I would like to understand the tensor product of $A=\Bbb F_2(\sqrt{t})\otimes_{\Bbb F_2(t)}\Bbb F_2(\sqrt{t})$.

The extension $L/k:=\Bbb F_2(\sqrt{t})/\Bbb F_2(t)$ is a finite extension of degree $2$ purely inseparable since the minimal of $\sqrt{t}$ over $k$ is $P=X^2-t$ and any element $(a+b\sqrt{t})/(c+d\sqrt{t})\in L$ has its square in $k$. It must have nilpotents base on readings of different threads but if I compute the tensor product $L\otimes_kL$, with $L\cong k[X]/(X^2-t)$, I have:

$$A=L\otimes_kL=L\otimes k[X]/(X^2-t)=L[X]/(X^2-t)=L[X]/(X-\sqrt{t})^2$$

(edited: can't use CRT here!)

How could I find the nilpotents?

Answer 1

$A$ does have nilpotents, namely $X-\sqrt{t}$ by Frobenius (there is nothing mysterious here; this is simply what you have already observed). The equivalence you posted previously, namely $A = L[X]/(X-\sqrt{t})^{2} \cong L[X]/(X-t) \times L[X]/(X-t)$, was not correct; we cannot apply the Chinese remainder theorem here.

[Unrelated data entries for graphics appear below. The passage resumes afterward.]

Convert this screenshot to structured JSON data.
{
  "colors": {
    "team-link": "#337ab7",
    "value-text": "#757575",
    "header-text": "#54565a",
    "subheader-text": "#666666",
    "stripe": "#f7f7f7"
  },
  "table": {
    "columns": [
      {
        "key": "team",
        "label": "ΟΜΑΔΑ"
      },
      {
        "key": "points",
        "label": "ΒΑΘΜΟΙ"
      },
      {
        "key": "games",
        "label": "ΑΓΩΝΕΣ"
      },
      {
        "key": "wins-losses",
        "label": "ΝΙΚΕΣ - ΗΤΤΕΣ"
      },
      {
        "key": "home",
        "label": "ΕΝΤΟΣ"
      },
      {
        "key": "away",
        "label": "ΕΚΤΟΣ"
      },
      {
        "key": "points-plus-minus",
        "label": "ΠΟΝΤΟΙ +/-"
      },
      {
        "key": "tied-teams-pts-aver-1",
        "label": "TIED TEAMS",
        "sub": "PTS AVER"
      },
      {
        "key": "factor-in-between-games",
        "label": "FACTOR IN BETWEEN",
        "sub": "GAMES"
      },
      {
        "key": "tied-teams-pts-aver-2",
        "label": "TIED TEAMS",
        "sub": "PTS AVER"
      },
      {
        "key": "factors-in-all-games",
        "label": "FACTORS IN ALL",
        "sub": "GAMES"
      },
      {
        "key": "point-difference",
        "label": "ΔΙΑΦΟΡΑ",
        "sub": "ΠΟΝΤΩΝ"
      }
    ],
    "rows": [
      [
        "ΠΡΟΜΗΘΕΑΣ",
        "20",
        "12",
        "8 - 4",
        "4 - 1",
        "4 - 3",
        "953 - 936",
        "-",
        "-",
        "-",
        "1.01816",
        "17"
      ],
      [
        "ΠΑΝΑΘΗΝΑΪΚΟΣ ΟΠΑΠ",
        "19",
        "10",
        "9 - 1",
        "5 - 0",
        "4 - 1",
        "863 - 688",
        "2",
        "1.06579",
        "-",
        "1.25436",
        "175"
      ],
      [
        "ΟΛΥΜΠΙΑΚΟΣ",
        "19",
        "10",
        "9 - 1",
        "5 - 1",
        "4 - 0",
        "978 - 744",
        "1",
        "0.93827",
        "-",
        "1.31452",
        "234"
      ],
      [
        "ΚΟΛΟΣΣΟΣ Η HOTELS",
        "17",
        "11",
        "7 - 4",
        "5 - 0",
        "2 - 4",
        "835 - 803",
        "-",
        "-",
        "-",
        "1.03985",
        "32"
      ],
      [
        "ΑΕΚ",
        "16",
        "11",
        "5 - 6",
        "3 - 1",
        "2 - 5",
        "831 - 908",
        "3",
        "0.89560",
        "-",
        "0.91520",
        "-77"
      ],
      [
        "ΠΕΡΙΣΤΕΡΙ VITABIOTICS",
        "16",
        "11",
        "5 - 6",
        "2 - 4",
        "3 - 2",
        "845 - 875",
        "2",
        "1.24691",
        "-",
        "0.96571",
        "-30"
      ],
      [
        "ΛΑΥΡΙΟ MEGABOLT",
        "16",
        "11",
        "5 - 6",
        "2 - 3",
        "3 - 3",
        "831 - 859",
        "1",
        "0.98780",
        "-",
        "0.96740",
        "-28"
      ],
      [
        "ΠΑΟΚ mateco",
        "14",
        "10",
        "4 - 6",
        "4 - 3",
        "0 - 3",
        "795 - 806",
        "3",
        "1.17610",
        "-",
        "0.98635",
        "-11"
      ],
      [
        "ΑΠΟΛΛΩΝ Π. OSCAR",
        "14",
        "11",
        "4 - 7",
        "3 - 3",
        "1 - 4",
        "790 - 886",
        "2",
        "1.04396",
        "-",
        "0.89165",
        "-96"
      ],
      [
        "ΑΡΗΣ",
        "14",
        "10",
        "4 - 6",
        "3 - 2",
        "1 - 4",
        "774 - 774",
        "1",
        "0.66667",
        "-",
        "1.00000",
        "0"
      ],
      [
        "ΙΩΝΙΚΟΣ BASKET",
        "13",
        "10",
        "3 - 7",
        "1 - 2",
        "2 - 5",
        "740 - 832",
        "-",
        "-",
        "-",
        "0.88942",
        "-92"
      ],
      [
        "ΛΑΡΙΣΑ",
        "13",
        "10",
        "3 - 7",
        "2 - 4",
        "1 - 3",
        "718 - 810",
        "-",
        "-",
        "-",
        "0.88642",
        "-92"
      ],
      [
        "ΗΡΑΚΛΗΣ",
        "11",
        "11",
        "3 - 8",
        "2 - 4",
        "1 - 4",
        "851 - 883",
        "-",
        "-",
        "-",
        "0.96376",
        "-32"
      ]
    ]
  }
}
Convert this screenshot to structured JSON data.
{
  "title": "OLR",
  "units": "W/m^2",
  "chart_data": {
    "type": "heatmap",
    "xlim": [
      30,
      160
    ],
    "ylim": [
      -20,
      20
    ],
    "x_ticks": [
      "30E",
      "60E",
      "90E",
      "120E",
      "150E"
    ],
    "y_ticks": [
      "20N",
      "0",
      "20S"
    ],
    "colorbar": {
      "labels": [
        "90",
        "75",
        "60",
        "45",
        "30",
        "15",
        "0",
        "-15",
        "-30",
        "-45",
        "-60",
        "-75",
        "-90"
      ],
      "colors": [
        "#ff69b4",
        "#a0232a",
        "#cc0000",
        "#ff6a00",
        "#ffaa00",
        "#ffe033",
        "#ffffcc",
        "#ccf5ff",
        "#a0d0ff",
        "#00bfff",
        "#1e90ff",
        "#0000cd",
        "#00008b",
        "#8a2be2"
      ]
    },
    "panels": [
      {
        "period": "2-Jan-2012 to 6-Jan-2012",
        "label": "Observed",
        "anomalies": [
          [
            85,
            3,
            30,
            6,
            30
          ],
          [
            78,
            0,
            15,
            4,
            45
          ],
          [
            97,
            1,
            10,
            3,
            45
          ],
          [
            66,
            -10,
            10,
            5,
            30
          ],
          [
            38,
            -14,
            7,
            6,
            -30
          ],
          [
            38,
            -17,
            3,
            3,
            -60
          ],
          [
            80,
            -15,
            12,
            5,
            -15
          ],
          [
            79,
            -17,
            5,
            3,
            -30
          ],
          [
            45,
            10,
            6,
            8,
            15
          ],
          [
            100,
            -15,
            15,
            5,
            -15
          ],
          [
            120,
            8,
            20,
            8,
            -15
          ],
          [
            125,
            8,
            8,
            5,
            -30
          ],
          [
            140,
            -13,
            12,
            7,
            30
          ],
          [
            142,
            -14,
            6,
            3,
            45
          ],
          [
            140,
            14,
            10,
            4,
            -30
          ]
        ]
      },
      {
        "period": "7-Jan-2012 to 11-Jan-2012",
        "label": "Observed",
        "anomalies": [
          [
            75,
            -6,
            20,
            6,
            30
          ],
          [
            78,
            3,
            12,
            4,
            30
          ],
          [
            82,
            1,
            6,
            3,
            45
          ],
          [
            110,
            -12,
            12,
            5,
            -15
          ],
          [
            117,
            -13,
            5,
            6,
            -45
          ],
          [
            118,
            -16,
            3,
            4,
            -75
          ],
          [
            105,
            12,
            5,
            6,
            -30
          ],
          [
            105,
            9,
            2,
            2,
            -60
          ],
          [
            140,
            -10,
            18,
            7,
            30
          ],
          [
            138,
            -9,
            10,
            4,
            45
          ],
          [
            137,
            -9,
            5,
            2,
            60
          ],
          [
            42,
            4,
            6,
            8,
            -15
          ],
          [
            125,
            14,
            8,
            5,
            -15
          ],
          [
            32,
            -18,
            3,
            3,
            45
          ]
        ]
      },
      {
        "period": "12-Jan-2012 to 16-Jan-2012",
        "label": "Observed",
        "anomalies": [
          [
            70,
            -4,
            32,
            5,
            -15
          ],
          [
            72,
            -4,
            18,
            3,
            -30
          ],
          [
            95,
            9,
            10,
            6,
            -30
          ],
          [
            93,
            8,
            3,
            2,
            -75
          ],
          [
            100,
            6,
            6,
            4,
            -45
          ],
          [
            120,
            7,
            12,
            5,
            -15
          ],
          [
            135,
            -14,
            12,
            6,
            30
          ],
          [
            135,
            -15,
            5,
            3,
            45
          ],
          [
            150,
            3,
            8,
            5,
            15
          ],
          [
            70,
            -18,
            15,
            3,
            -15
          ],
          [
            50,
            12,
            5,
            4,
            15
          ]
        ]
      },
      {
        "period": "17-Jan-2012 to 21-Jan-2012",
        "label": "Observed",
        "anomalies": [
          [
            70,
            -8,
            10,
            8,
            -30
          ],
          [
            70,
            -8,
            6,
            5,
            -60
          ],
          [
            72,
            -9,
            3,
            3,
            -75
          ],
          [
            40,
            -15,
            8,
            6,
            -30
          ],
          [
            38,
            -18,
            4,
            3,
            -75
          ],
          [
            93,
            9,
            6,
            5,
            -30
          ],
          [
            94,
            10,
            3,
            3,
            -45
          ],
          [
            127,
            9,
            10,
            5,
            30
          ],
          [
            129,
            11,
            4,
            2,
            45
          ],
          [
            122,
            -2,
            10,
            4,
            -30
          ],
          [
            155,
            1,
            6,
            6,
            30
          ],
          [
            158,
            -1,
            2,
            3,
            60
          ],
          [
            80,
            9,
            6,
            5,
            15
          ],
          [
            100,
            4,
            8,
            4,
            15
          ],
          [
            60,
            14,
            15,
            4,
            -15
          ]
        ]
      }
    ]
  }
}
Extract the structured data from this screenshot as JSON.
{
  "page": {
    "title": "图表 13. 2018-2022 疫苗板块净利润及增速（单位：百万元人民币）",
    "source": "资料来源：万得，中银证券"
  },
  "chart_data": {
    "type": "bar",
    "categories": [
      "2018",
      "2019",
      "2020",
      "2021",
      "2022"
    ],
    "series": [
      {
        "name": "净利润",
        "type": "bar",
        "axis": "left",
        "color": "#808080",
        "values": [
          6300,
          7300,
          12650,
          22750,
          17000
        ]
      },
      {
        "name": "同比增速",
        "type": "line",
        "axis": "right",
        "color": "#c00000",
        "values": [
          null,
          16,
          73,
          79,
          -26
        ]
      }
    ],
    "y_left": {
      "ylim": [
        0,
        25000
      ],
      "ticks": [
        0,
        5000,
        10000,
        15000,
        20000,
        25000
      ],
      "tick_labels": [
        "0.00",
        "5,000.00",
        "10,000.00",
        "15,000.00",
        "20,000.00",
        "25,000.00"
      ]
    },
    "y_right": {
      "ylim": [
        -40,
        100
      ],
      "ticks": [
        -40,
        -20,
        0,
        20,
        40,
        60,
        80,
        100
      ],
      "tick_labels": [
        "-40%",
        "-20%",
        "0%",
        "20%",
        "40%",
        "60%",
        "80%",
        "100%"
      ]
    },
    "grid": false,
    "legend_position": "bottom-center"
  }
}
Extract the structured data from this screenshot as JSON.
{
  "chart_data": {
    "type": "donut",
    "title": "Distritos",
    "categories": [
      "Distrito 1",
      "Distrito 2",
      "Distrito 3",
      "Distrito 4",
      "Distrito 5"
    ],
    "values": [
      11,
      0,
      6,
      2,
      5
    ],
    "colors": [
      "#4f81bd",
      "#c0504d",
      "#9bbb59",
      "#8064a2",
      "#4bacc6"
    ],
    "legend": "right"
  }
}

To compute nilradical $R$ of $A = L[X]/\langle (X-\sqrt{t})^{2} \rangle$, let $I = \langle (X-\sqrt{t})^{2} \rangle$ and recall that $R$ is the intersection of all prime ideals of $A$. The prime ideals of $A$ are in bijective correspondence with the prime ideals of $L[X]$ containing $I$ via the canonical quotient homomorphism $\pi \colon L[X] \to A$. It thus suffices to compute the intersection $J$ of all prime ideals of $L[X]$ containing $I$; then $\pi(J) = R$. Any prime ideal $\mathfrak{p}$ in $L[X]$ which contains $I$ must contain $X-\sqrt{t}$, hence $\langle X - \sqrt{t} \rangle$. On the other hand, $\langle X - \sqrt{t} \rangle$ is a prime ideal of $L[X]$ containing $I$, so we see $J = \langle X - \sqrt{t} \rangle$.